Ma anche e soprattutto la storia del cammino difficile e illuminato di Franco Basaglia, uno dei più importanti rappresentanti della psichiatria italiana del Novecento, che con le sue teorie e le sue pratiche innovative ha aperto le porte dei manicomi alla speranza e al cambiamento. Marco Cavallo lo hanno spostato, e li davanti al teatrino intitolata a Franca e Franco Basaglia, è lui che accoglie quanti hanno voluto esserci al quarto incontro nazionale di associazioni e persone con l’esperienza del disagio mentale. Per costruire un percorso di conoscenza comune. Raccontare di uomini e di donne e di cosa accade quando si passa attraverso le istituzioni, le organizzazioni sanitare, il rischio di non farcela e l’orgoglio della rimonta. Abbiamo capito, è scritto nella presentazione del convegno Impazzire si può, che sono le sequenze semplici, gioiose o drammatiche , di successo e di fallimento che permettono di costruire comprensioni, scambi, possibilità.

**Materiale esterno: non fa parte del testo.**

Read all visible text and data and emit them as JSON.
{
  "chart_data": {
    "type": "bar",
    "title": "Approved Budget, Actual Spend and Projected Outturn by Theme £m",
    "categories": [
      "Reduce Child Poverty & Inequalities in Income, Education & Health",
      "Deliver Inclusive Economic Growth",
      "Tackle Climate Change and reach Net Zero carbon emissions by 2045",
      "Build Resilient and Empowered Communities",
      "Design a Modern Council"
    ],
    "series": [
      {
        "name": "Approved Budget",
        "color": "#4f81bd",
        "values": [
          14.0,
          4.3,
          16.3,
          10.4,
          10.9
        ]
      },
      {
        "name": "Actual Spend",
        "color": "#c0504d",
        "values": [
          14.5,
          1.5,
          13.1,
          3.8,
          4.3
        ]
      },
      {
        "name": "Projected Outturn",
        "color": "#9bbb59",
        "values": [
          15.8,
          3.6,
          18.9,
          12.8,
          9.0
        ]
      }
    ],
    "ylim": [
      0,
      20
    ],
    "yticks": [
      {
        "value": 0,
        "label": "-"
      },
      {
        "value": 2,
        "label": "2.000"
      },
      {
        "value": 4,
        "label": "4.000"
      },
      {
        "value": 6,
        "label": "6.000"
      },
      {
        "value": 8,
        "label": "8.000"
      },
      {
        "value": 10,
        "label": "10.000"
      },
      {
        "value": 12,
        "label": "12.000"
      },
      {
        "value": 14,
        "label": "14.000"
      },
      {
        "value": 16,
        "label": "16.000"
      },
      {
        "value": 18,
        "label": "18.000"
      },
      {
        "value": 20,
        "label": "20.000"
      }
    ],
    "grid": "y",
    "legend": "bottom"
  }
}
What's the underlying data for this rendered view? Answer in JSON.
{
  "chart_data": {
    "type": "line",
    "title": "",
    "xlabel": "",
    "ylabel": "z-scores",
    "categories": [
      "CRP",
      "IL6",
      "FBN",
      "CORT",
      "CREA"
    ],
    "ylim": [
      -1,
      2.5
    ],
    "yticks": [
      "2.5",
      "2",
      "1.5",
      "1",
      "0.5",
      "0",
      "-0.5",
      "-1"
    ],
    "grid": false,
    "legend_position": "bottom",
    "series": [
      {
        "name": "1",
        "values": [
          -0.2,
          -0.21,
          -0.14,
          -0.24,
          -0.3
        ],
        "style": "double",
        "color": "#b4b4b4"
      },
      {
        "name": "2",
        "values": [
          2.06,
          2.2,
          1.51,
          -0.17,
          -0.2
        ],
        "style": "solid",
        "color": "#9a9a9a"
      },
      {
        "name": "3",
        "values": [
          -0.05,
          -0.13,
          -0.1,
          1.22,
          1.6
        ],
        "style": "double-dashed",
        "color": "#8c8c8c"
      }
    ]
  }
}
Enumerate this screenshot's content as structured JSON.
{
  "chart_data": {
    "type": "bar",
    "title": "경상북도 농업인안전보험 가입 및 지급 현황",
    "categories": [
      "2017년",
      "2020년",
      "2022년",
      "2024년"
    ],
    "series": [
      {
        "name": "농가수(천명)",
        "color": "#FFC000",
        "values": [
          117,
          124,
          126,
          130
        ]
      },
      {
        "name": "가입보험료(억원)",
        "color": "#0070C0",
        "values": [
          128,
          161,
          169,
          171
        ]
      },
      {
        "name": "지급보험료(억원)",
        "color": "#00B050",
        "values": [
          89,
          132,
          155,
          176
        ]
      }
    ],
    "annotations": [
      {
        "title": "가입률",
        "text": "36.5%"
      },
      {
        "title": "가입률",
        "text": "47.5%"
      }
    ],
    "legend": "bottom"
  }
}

Il recupero, la guarigione attraverso il lavoro, La Sartoria Sociale, si realizzano capi d’abbigliamento, nel laboratorio si svolgono attività di maglieria , sartoria, arredo e riciclo del tessile. Giorno per giorno in questo luogo si concretizza una stretta collaborazione tra servizi sociali e sanitari ( Dipartimento di Salute mentale, Servizio per le Tossicodipendenze, Distretti, Cooperative) nel tentativo di individuare ed elaborare proposte e risposte nel campo del lavoro, dell’ espressione, della socialità. Ho conosciuto nella sartoria, Mariuccia Giacomini, infermiera in pensione, ha raccontato in breve la sua esperienza, ho capito dagli occhi quanto ami quel posto, tanto da non poterne farne a meno, continua a frequentarlo, il suo contributo di esperienza, di professionalità, di amore, la sua stessa presenza importantissima per la serenità di tutto l’ambiente.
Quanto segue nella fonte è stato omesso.